Chaffetz and Grijalva Introduce Resolution for National Day of Awareness for Native Women
Murder rates 10 times higher for American Indian women
WASHINGTON – Today, Congressman Jason Chaffetz (R-UT) and Rep. Raul Grijalva (D-AZ) introduced a resolution designating May 5, 2017 as a National Day of Awareness for Missing and Murdered Native Women and Girls. According to Department of Justice data, American Indian women are murdered at a rate as much as 10 times higher than the national average. The resolution seeks to commemorate the lives of missing and murdered American Indian and Alaska Native women whose cases are documented and undocumented in public record and the media.
“The widespread brutality directed at our Native American and Alaskan women is a tragedy we must acknowledge and condemn. Today, we stand with the families whose loved one’s lives were tragically taken too soon. No family deserves to mourn the loss of their mothers, sisters, and daughters to such senseless acts of violence,” said Chaffetz.
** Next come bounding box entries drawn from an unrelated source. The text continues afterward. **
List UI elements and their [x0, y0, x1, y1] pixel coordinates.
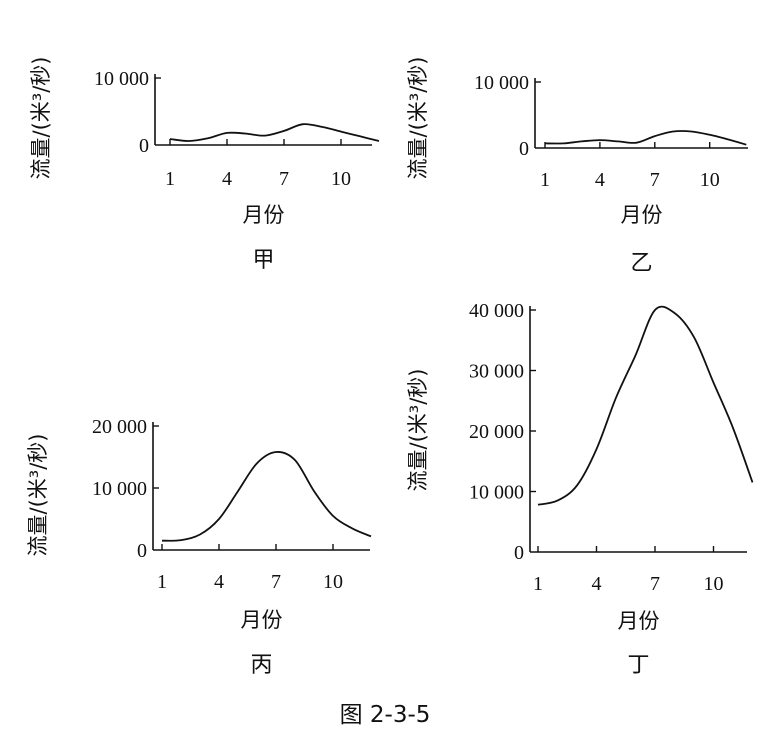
x-tick-label: 4 [222, 168, 232, 190]
x-tick-label: 4 [214, 571, 224, 593]
panel-title: 甲 [252, 248, 274, 273]
panel-title: 丙 [250, 653, 272, 678]
series-line [537, 305, 754, 506]
x-tick-label: 7 [650, 169, 660, 191]
x-tick-label: 10 [331, 168, 351, 190]
y-axis-label: 流量/(米³/秒) [29, 57, 53, 180]
y-tick-label: 40 000 [469, 300, 524, 322]
series-line [544, 130, 747, 146]
y-tick-label: 0 [137, 540, 147, 562]
series-line [169, 123, 380, 142]
y-tick-label: 10 000 [469, 482, 524, 504]
panel-yi: 0 10 000 1 4 7 10 月份 流量/(米³/秒) 乙 [406, 57, 748, 276]
x-axis-label: 月份 [618, 609, 660, 633]
x-tick-label: 1 [157, 571, 167, 593]
figure-caption: 图 2-3-5 [340, 702, 431, 728]
x-tick-label: 4 [592, 573, 602, 595]
x-axis-label: 月份 [621, 203, 663, 227]
x-tick-label: 1 [165, 168, 175, 190]
panel-title: 乙 [630, 251, 652, 276]
y-tick-label: 10 000 [92, 478, 147, 500]
panel-ding: 0 10 000 20 000 30 000 40 000 1 4 7 10 月份 流量/(米³/秒… [406, 300, 754, 678]
y-tick-label: 10 000 [474, 72, 529, 94]
panel-bing: 0 10 000 20 000 1 4 7 10 月份 流量/(米³/秒) 丙 [26, 416, 372, 678]
x-tick-label: 7 [650, 573, 660, 595]
y-tick-label: 0 [139, 135, 149, 157]
panel-title: 丁 [627, 653, 649, 678]
x-tick-label: 10 [700, 169, 720, 191]
x-tick-label: 1 [533, 573, 543, 595]
y-axis-label: 流量/(米³/秒) [406, 369, 430, 492]
panel-jia: 0 10 000 1 4 7 10 月份 流量/(米³/秒) 甲 [29, 57, 380, 273]
x-axis-label: 月份 [241, 608, 283, 632]
y-tick-label: 20 000 [469, 421, 524, 443]
x-tick-label: 7 [271, 571, 281, 593]
x-axis-label: 月份 [243, 203, 285, 227]
y-axis-label: 流量/(米³/秒) [406, 57, 430, 180]
y-tick-label: 0 [514, 542, 524, 564]
x-tick-label: 4 [595, 169, 605, 191]
y-axis-label: 流量/(米³/秒) [26, 434, 50, 557]
x-tick-label: 7 [279, 168, 289, 190]
series-line [161, 451, 372, 542]
y-tick-label: 30 000 [469, 361, 524, 383]
y-tick-label: 0 [519, 138, 529, 160]
y-tick-label: 20 000 [92, 416, 147, 438]
x-tick-label: 10 [323, 571, 343, 593]
x-tick-label: 1 [540, 169, 550, 191]
x-tick-label: 10 [704, 573, 724, 595]
y-tick-label: 10 000 [94, 68, 149, 90]
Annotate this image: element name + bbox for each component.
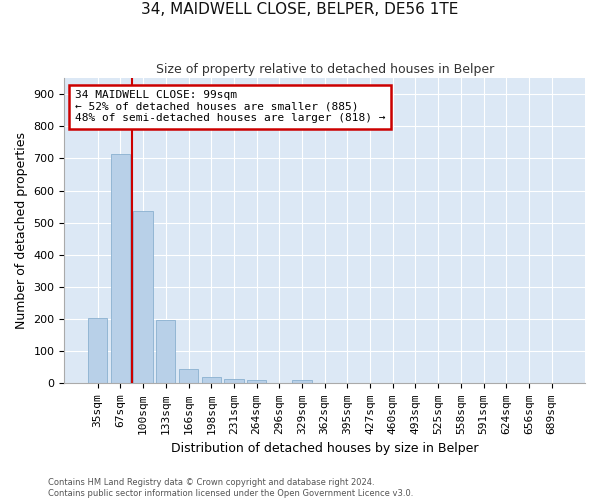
- Bar: [156, 320, 175, 384]
- Y-axis label: Number of detached properties: Number of detached properties: [15, 132, 28, 329]
- Bar: [111, 154, 130, 384]
- Bar: [224, 378, 244, 384]
- Bar: [88, 318, 107, 384]
- Bar: [292, 380, 311, 384]
- Bar: [247, 380, 266, 384]
- Bar: [202, 377, 221, 384]
- Bar: [179, 370, 198, 384]
- Bar: [133, 211, 153, 384]
- Text: 34, MAIDWELL CLOSE, BELPER, DE56 1TE: 34, MAIDWELL CLOSE, BELPER, DE56 1TE: [142, 2, 458, 18]
- Text: Contains HM Land Registry data © Crown copyright and database right 2024.
Contai: Contains HM Land Registry data © Crown c…: [48, 478, 413, 498]
- Text: 34 MAIDWELL CLOSE: 99sqm
← 52% of detached houses are smaller (885)
48% of semi-: 34 MAIDWELL CLOSE: 99sqm ← 52% of detach…: [75, 90, 385, 124]
- X-axis label: Distribution of detached houses by size in Belper: Distribution of detached houses by size …: [171, 442, 478, 455]
- Title: Size of property relative to detached houses in Belper: Size of property relative to detached ho…: [155, 62, 494, 76]
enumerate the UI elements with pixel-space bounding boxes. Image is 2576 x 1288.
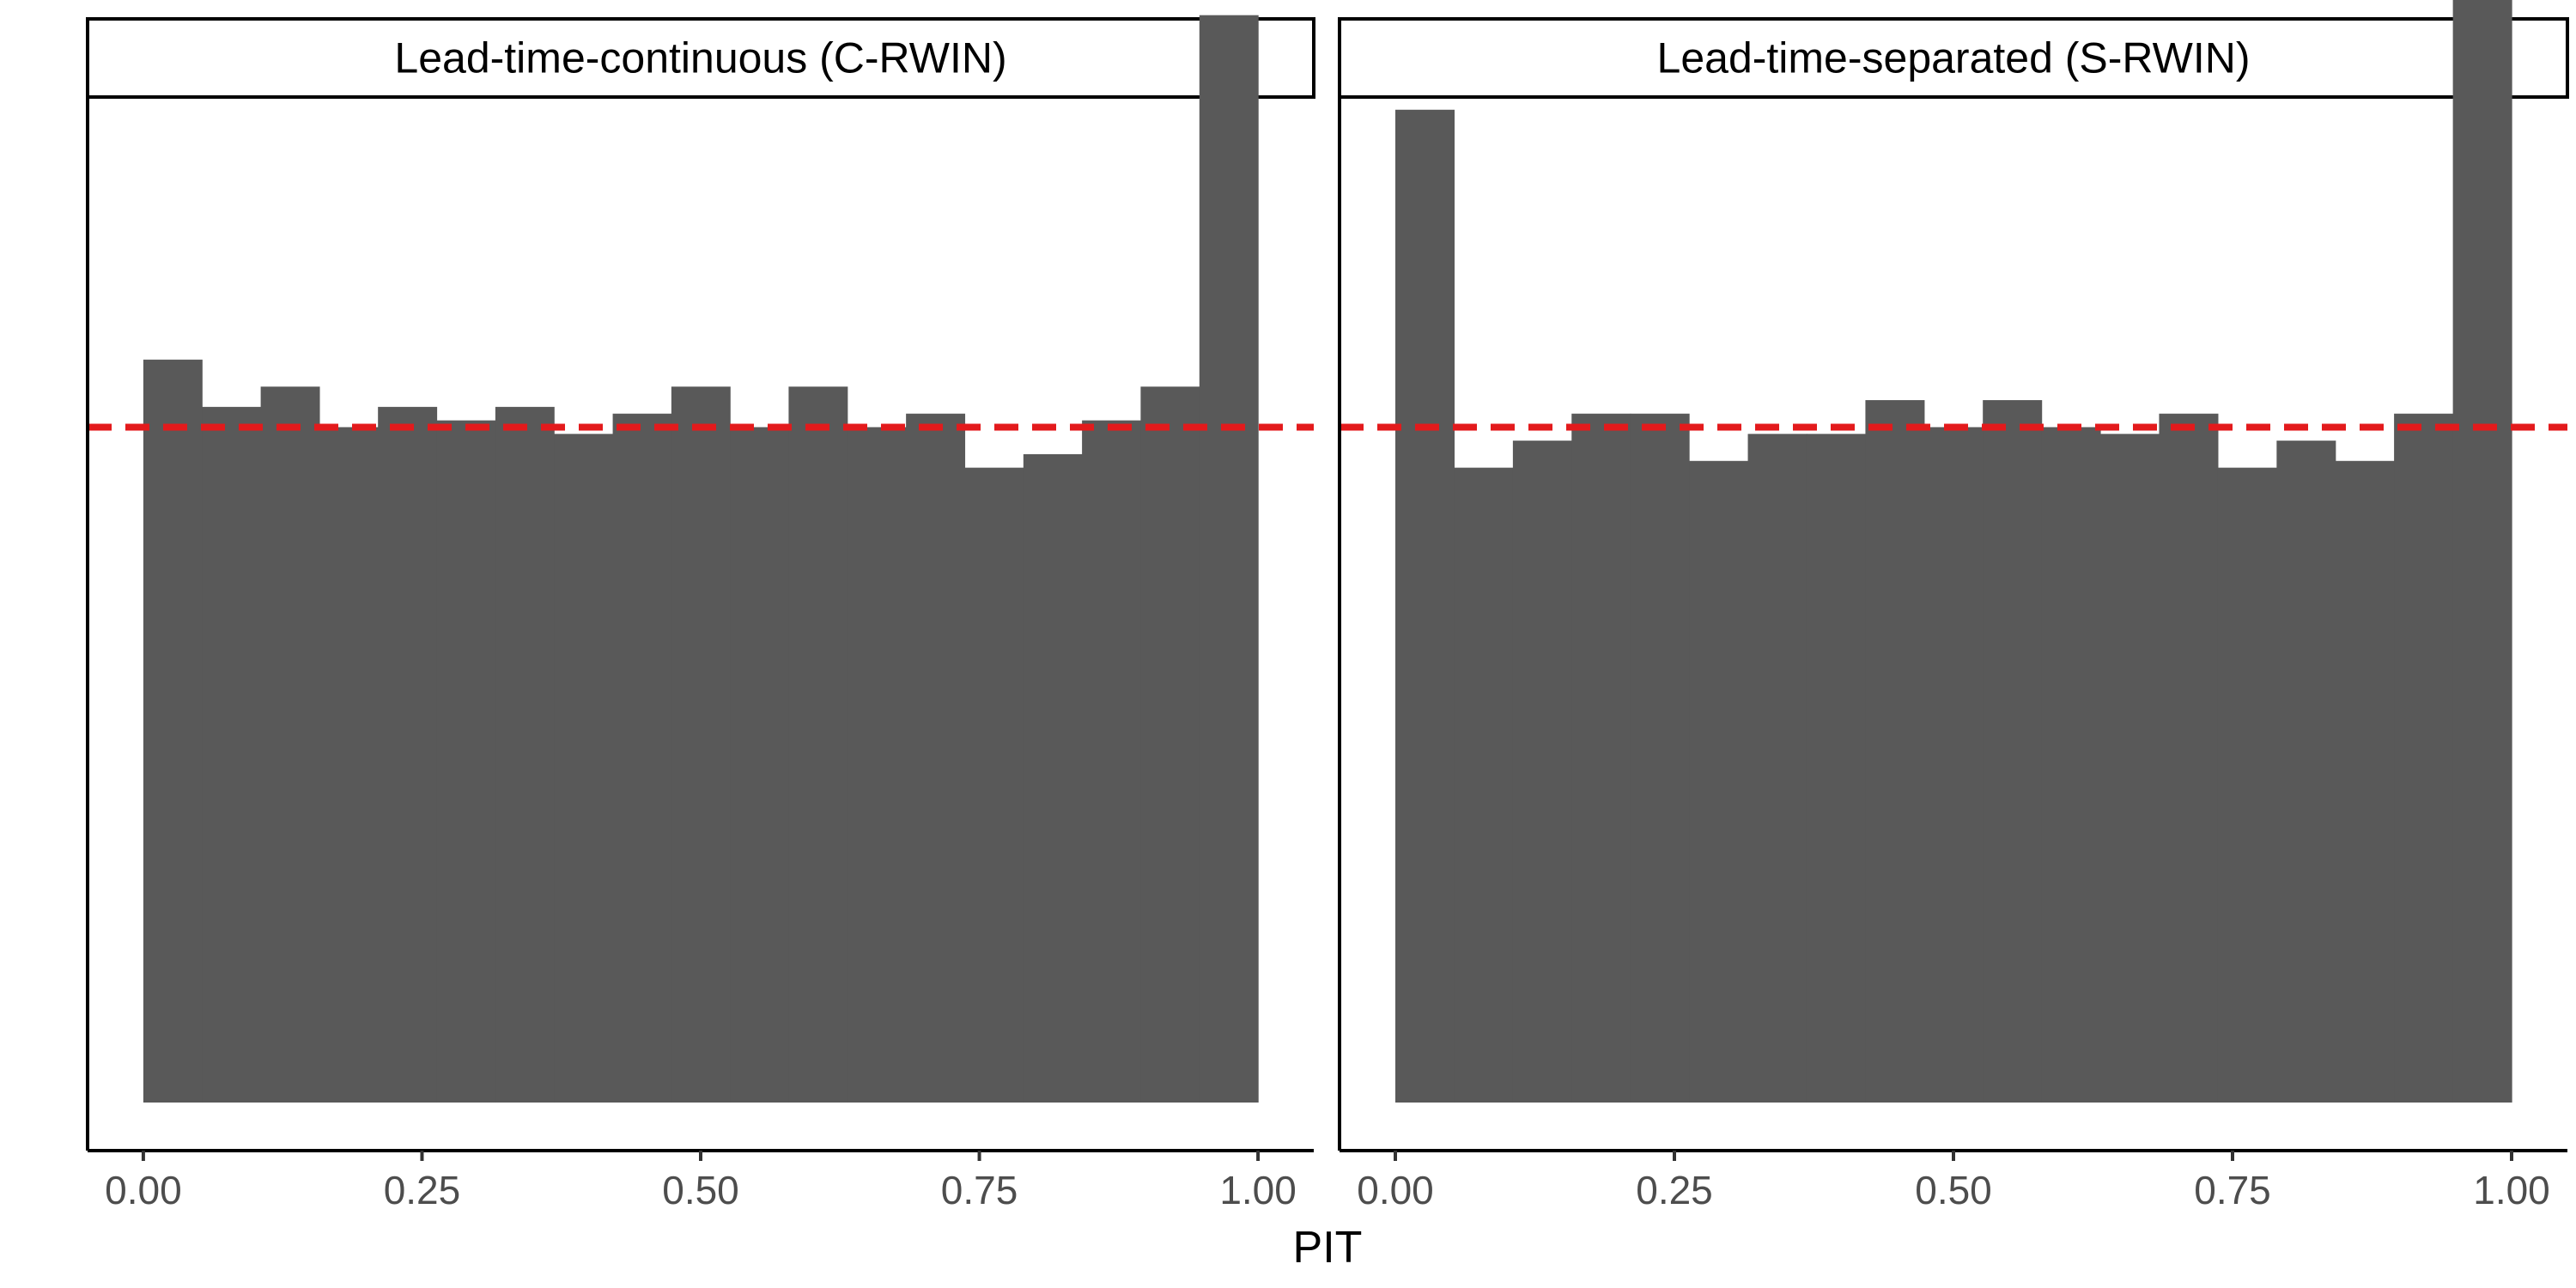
histogram-bar <box>788 386 848 1103</box>
histogram-bar <box>143 359 203 1103</box>
histogram-bar <box>2217 467 2277 1103</box>
histogram-bar <box>612 413 672 1103</box>
histogram-bar <box>1571 413 1631 1103</box>
x-tick-label: 0.25 <box>1636 1168 1713 1212</box>
x-tick-group: 0.00 0.25 0.50 0.75 1.00 <box>105 1151 1297 1212</box>
panel-title: Lead-time-separated (S-RWIN) <box>1657 34 2251 82</box>
histogram-bar <box>554 434 614 1103</box>
x-tick-label: 0.25 <box>384 1168 461 1212</box>
x-tick-label: 0.75 <box>2194 1168 2271 1212</box>
histogram-bar <box>1082 420 1142 1103</box>
histogram-bar <box>1865 400 1925 1103</box>
histogram-bar <box>1512 440 1572 1103</box>
panel-title: Lead-time-continuous (C-RWIN) <box>394 34 1006 82</box>
histogram-bar <box>260 386 320 1103</box>
histogram-bar <box>2159 413 2219 1103</box>
x-tick-group: 0.00 0.25 0.50 0.75 1.00 <box>1357 1151 2550 1212</box>
bar-group <box>1395 0 2512 1103</box>
histogram-bar <box>2452 0 2512 1103</box>
histogram-bar <box>847 427 907 1103</box>
histogram-bar <box>378 406 438 1103</box>
histogram-bar <box>1199 15 1259 1103</box>
histogram-bar <box>1689 460 1749 1103</box>
histogram-bar <box>1395 109 1455 1103</box>
histogram-bar <box>1023 453 1083 1103</box>
x-axis-title: PIT <box>1293 1223 1363 1273</box>
x-tick-label: 1.00 <box>2473 1168 2550 1212</box>
histogram-bar <box>436 420 496 1103</box>
x-tick-label: 0.00 <box>105 1168 182 1212</box>
histogram-bar <box>2276 440 2336 1103</box>
x-tick-label: 0.00 <box>1357 1168 1434 1212</box>
strip-box <box>86 17 1315 99</box>
histogram-bar <box>1630 413 1690 1103</box>
x-tick-label: 1.00 <box>1219 1168 1297 1212</box>
histogram-bar <box>1747 434 1807 1103</box>
histogram-bar <box>964 467 1024 1103</box>
histogram-bar <box>1140 386 1200 1103</box>
histogram-bar <box>906 413 966 1103</box>
histogram-bar <box>319 427 379 1103</box>
bar-group <box>143 15 1259 1103</box>
panel-s-rwin: Lead-time-separated (S-RWIN) 0.00 0.25 0.5… <box>1338 0 2569 1212</box>
histogram-bar <box>1983 400 2043 1103</box>
histogram-bar <box>1923 427 1984 1103</box>
x-tick-label: 0.75 <box>941 1168 1018 1212</box>
panel-c-rwin: Lead-time-continuous (C-RWIN) 0.00 0.25 0.… <box>86 15 1315 1212</box>
histogram-bar <box>2335 460 2395 1103</box>
histogram-bar <box>1806 434 1866 1103</box>
histogram-bar <box>671 386 731 1103</box>
x-tick-label: 0.50 <box>662 1168 739 1212</box>
histogram-bar <box>730 427 790 1103</box>
histogram-bar <box>2100 434 2160 1103</box>
strip-box <box>1338 17 2569 99</box>
x-tick-label: 0.50 <box>1915 1168 1992 1212</box>
histogram-bar <box>2041 427 2101 1103</box>
histogram-bar <box>1454 467 1514 1103</box>
histogram-bar <box>2394 413 2454 1103</box>
histogram-bar <box>202 406 262 1103</box>
histogram-bar <box>495 406 555 1103</box>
“The violence targeting Native American and Alaskan women is both sobering and horrifying,” Rep. Grijalva said. “We cannot allow the bloodshed and loss of life to continue, nor can we ignore the fact that this vulnerable population is falling victim to heinous crimes because of our nation’s pervasive and systemic failure to protect them,” said Grijalva.
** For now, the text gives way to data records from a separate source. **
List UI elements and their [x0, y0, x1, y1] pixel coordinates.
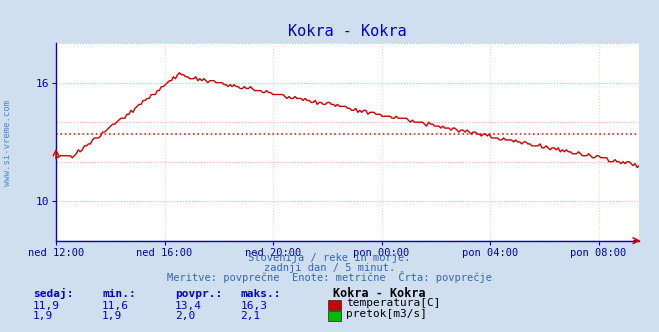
- Text: temperatura[C]: temperatura[C]: [346, 298, 440, 308]
- Text: min.:: min.:: [102, 289, 136, 299]
- Text: maks.:: maks.:: [241, 289, 281, 299]
- Title: Kokra - Kokra: Kokra - Kokra: [288, 24, 407, 39]
- Text: 16,3: 16,3: [241, 301, 268, 311]
- Text: povpr.:: povpr.:: [175, 289, 222, 299]
- Text: www.si-vreme.com: www.si-vreme.com: [3, 100, 13, 186]
- Text: 11,6: 11,6: [102, 301, 129, 311]
- Text: 1,9: 1,9: [102, 311, 123, 321]
- Text: 13,4: 13,4: [175, 301, 202, 311]
- Text: sedaj:: sedaj:: [33, 288, 73, 299]
- Text: 2,1: 2,1: [241, 311, 261, 321]
- Text: zadnji dan / 5 minut.: zadnji dan / 5 minut.: [264, 263, 395, 273]
- Text: Meritve: povprečne  Enote: metrične  Črta: povprečje: Meritve: povprečne Enote: metrične Črta:…: [167, 271, 492, 283]
- Text: 1,9: 1,9: [33, 311, 53, 321]
- Text: Kokra - Kokra: Kokra - Kokra: [333, 287, 426, 300]
- Text: 2,0: 2,0: [175, 311, 195, 321]
- Text: pretok[m3/s]: pretok[m3/s]: [346, 309, 427, 319]
- Text: 11,9: 11,9: [33, 301, 60, 311]
- Text: Slovenija / reke in morje.: Slovenija / reke in morje.: [248, 253, 411, 263]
This day of recognition, first introduced during the 114th Congress, is associated with the birthday of Northern Cheyenne Tribe member Hanna Harris, who was murdered in July 2013. Little data exist on the number of missing American Indian and Alaska Native women in the United States.
According to the Centers for Disease Control and Prevention, homicide was the third leading cause of death among American Indian and Alaska Native women between 10 and 24 years of age and the fifth leading cause of death for American Indian and Alaska Native women between 25 and 34 years of age.